Borges pinpoints the Commedia’s aesthetic emotion in the relationship between Dante and Virgil, which he describes as ‘filial’ (Dante the son of Virgil). Virgil, because he’s a pagan, cannot accompany his charge beyond Purgatory, in fact is a sad figure forever condemned to that nobile castello, which is ‘filled with the absence of God’. Dante by contrast will see God. Dante will know, and understand the universe. Further than this, Borges isolates Canto XXVI of the Inferno as the Commedia’s high point, perhaps precisely because, for several reasons, it is representative of metaphysical being devoid of Christian hope. This is the episode of Ulysses, in a re-rendering of Homer’s Odysseus, who has been, in the pagan world, a traditional emblem of the soul’s journey, without a guide (without God as guide), to its celestial destination. The Greek word nostos describes that journey as circular, starting from and returning home, and between those two points encountering all of life’s adventures.
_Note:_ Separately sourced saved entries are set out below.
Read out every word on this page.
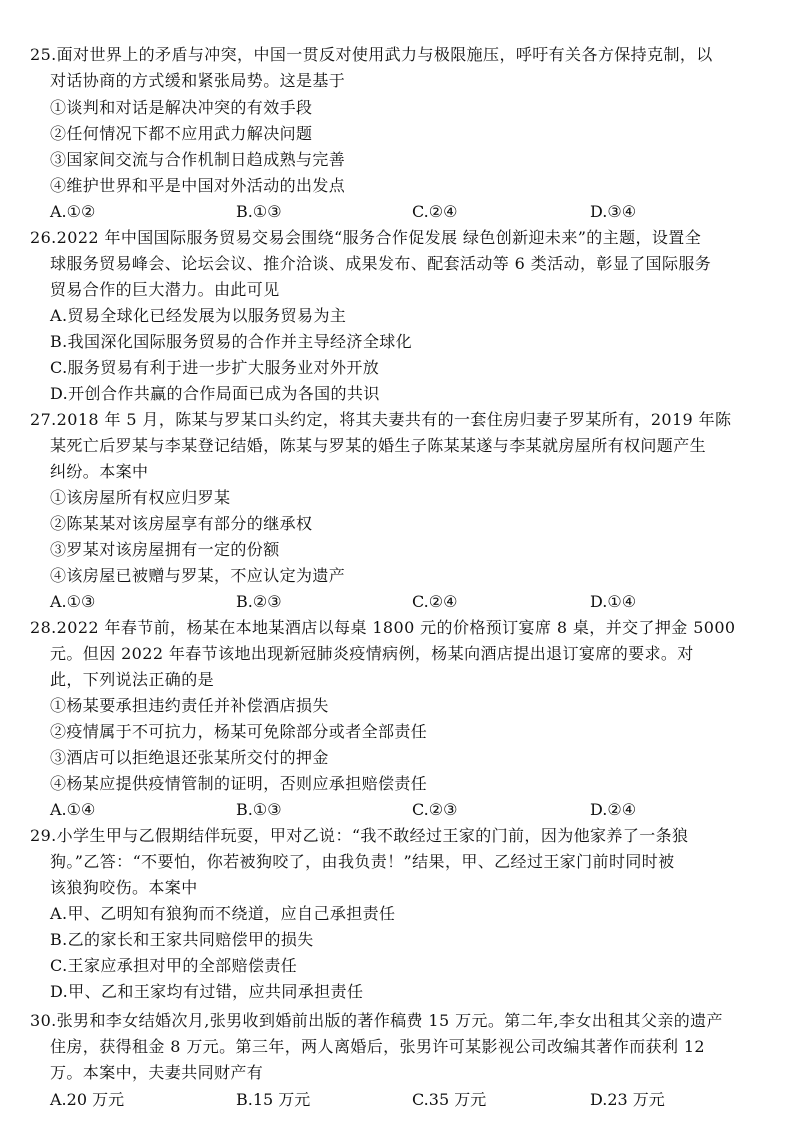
25.面对世界上的矛盾与冲突，中国一贯反对使用武力与极限施压，呼吁有关各方保持克制，以
对话协商的方式缓和紧张局势。这是基于
①谈判和对话是解决冲突的有效手段
②任何情况下都不应用武力解决问题
③国家间交流与合作机制日趋成熟与完善
④维护世界和平是中国对外活动的出发点
A.①②	B.①③	C.②④	D.③④
26.2022 年中国国际服务贸易交易会围绕“服务合作促发展 绿色创新迎未来”的主题，设置全
球服务贸易峰会、论坛会议、推介洽谈、成果发布、配套活动等 6 类活动，彰显了国际服务
贸易合作的巨大潜力。由此可见
A.贸易全球化已经发展为以服务贸易为主
B.我国深化国际服务贸易的合作并主导经济全球化
C.服务贸易有利于进一步扩大服务业对外开放
D.开创合作共赢的合作局面已成为各国的共识
27.2018 年 5 月，陈某与罗某口头约定，将其夫妻共有的一套住房归妻子罗某所有，2019 年陈
某死亡后罗某与李某登记结婚，陈某与罗某的婚生子陈某某遂与李某就房屋所有权问题产生
纠纷。本案中
①该房屋所有权应归罗某
②陈某某对该房屋享有部分的继承权
③罗某对该房屋拥有一定的份额
④该房屋已被赠与罗某，不应认定为遗产
A.①③	B.②③	C.②④	D.①④
28.2022 年春节前，杨某在本地某酒店以每桌 1800 元的价格预订宴席 8 桌，并交了押金 5000
元。但因 2022 年春节该地出现新冠肺炎疫情病例，杨某向酒店提出退订宴席的要求。对
此，下列说法正确的是
①杨某要承担违约责任并补偿酒店损失
②疫情属于不可抗力，杨某可免除部分或者全部责任
③酒店可以拒绝退还张某所交付的押金
④杨某应提供疫情管制的证明，否则应承担赔偿责任
A.①④	B.①③	C.②③	D.②④
29.小学生甲与乙假期结伴玩耍，甲对乙说：“我不敢经过王家的门前，因为他家养了一条狼
狗。”乙答：“不要怕，你若被狗咬了，由我负责！”结果，甲、乙经过王家门前时同时被
该狼狗咬伤。本案中
A.甲、乙明知有狼狗而不绕道，应自己承担责任
B.乙的家长和王家共同赔偿甲的损失
C.王家应承担对甲的全部赔偿责任
D.甲、乙和王家均有过错，应共同承担责任
30.张男和李女结婚次月,张男收到婚前出版的著作稿费 15 万元。第二年,李女出租其父亲的遗产
住房，获得租金 8 万元。第三年，两人离婚后，张男许可某影视公司改编其著作而获利 12
万。本案中，夫妻共同财产有
A.20 万元	B.15 万元	C.35 万元	D.23 万元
According to Homer, Odysseus completes his journey, returning not only to the bosom of his family but to the throne of his kingdom. According to Dante, Ulysses is punished for daring to seek out the mountain of Purgatory, at whose summit is the forbidden knowledge of the universe, a complete and ultimate meaning that it is not granted to mere mortals to know. This leads Borges to speculate that Dante in some way sees himself as Ulysses, a poet who has dared through his work to impinge on the mysterious laws of God. It is tempting to suggest that Borges is also Dante’s Ulysses, a triform who lives on that shifting dune whose origin is indeterminate and whose end is one of perpetual transmogrification. This is a condition that is sometimes called infernal.